Echó una mirada a Fischer que daba muestras de estar algo harto de no entender nada y dirigía su atención al ceremonial del pésame que se desarrollaba a unos metros. La viuda dejaba pasar la marea de besos, lágrimas y abrazos con la mirada ausente, mientras sus hijas repetían maquinalmente unas palabras de agradecimiento.
– Su colega no habla español, ¿verdad? Bien, pues sepa que fue justamente su señora madre quien empezó con el altercado. Ella y dos amigas suyas de la Asociación de Padres de Familia Católicos saltaron como fieras cuando vieron que entre los asistentes se encontraban algunos representantes de la directiva de la ACHA, la asociación que yo presido. Seguramente ya sabrá que Marcelino Soto fue durante años el presidente de la ACHA.
– Y que ustedes dos la fundaron.
– Está usted bien informada.
– ¿Por qué dejó Marcelino Soto la presidencia?
– No la dejó. Simplemente los socios eligieron a otro.
– ¿A usted?
– Eso fue después. Cada cuatro años se elige a los miembros de la junta directiva.
– Si fue así, ¿por qué esas acusaciones de traición?
Fischer hizo un gesto para indicarle que se iba. Cornelia vio que se acercaba al cura, que estaba al lado de un grupo de cipreses fumando un cigarrillo. Martínez esperó a tener de nuevo su atención para continuar.
– Marcelino tenía muy buenas cualidades, pero una cosa lo ponía fuera de sí, no sabía perder. Cuando los miembros de ACHA eligieron a otro presidente, se marchó de la asociación. A algunos socios a los que hacía directamente responsables del cambio, ni siquiera les dirigió la palabra durante años, con otros se peleó, pero no llegó la sangre al río.
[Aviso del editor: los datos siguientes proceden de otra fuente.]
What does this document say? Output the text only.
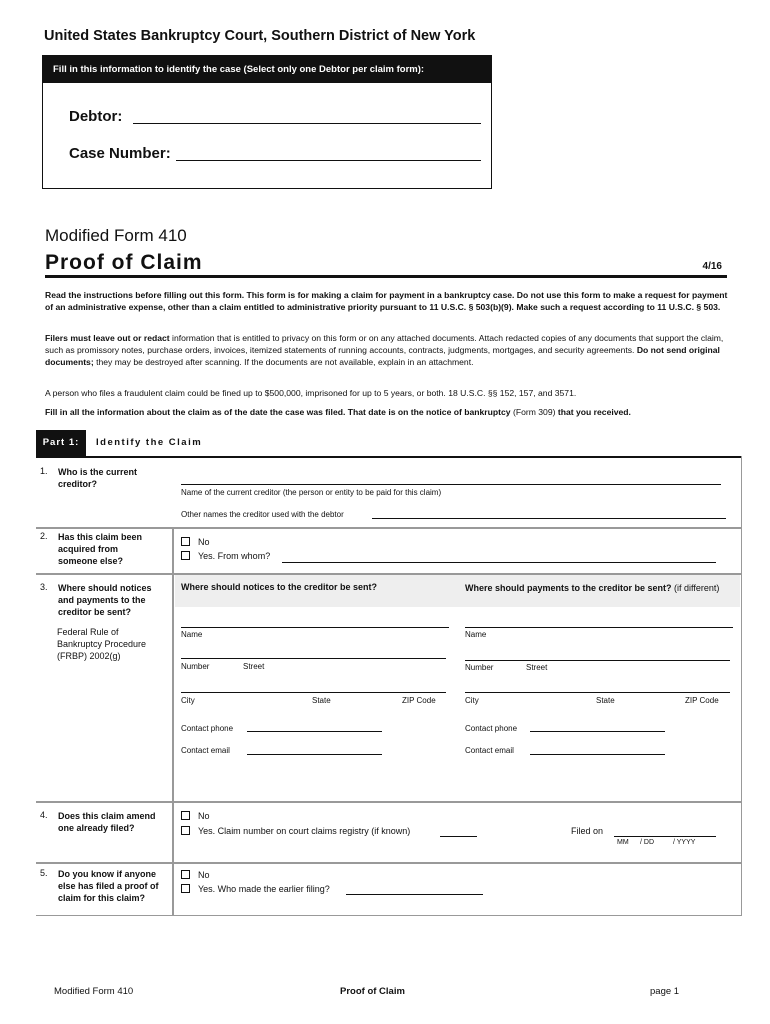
United States Bankruptcy Court, Southern District of New York
Fill in this information to identify the case (Select only one Debtor per claim form):
Debtor:
Case Number:
Modified Form 410
Proof of Claim	4/16
Read the instructions before filling out this form. This form is for making a claim for payment in a bankruptcy case. Do not use this form to make a request for payment of an administrative expense, other than a claim entitled to administrative priority pursuant to 11 U.S.C. § 503(b)(9). Make such a request according to 11 U.S.C. § 503.
Filers must leave out or redact information that is entitled to privacy on this form or on any attached documents. Attach redacted copies of any documents that support the claim, such as promissory notes, purchase orders, invoices, itemized statements of running accounts, contracts, judgments, mortgages, and security agreements. Do not send original documents; they may be destroyed after scanning. If the documents are not available, explain in an attachment.
A person who files a fraudulent claim could be fined up to $500,000, imprisoned for up to 5 years, or both. 18 U.S.C. §§ 152, 157, and 3571.
Fill in all the information about the claim as of the date the case was filed. That date is on the notice of bankruptcy (Form 309) that you received.
Part 1:	Identify the Claim
1. Who is the current creditor?
Name of the current creditor (the person or entity to be paid for this claim)
Other names the creditor used with the debtor
2. Has this claim been acquired from someone else?
No
Yes. From whom?
3. Where should notices and payments to the creditor be sent?
Federal Rule of Bankruptcy Procedure (FRBP) 2002(g)
Where should notices to the creditor be sent?	Where should payments to the creditor be sent? (if different)
Name
Number	Street
City	State	ZIP Code
Contact phone
Contact email
Name
Number	Street
City	State	ZIP Code
Contact phone
Contact email
4. Does this claim amend one already filed?
No
Yes. Claim number on court claims registry (if known)	Filed on
MM / DD	/ YYYY
5. Do you know if anyone else has filed a proof of claim for this claim?
No
Yes. Who made the earlier filing?
Modified Form 410	Proof of Claim	page 1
Martínez enrojeció de pronto.
– Disculpe, comisaria, ha sido una expresión desafortunada, después de cómo encontraron al pobre Marcelino. Lo pasó muy mal al dejar la asociación. Era su obra. Nuestra obra. Durante años organizamos actos culturales, encuentros, discusiones políticas, y perder la presidencia fue para él como si le quitaran el suelo bajo los pies. Después se recuperó, abrió sus restaurantes, tuvo éxito. Quizá, bien mirado, no fue todo tan malo para él. No sé. Durante un tiempo jugó con la idea de entrar en la Asociación de Padres de Familia Católicos, creo que llegó a cooperar en alguna acción con ellos, pero al final no le convenció. Algunos de la ACHA se lo tomaron a mal. Para ellos fue una traición por despecho. ¡Juntarse con la derecha! ¡Lo último! Y eso es lo que ha escuchado hoy usted.
Regino Martínez parecía cansado de la conversación. Cornelia no tenía de momento más preguntas. Además, acababa de ver cómo su padre se escabullía disimuladamente del grupo en el que se encontraba Celsa Tejedor y se acercaba a ella.
– Gracias, señor Martínez.
Regino Martínez se alejó en dirección a la familia de Marcelino Soto. La cola de los que daban el pésame había disminuido, pero aún quedaban muchas personas por desfilar ante la viuda. Se cruzó con su padre y se saludaron con un apretón de manos cordial. Después cada uno siguió su camino.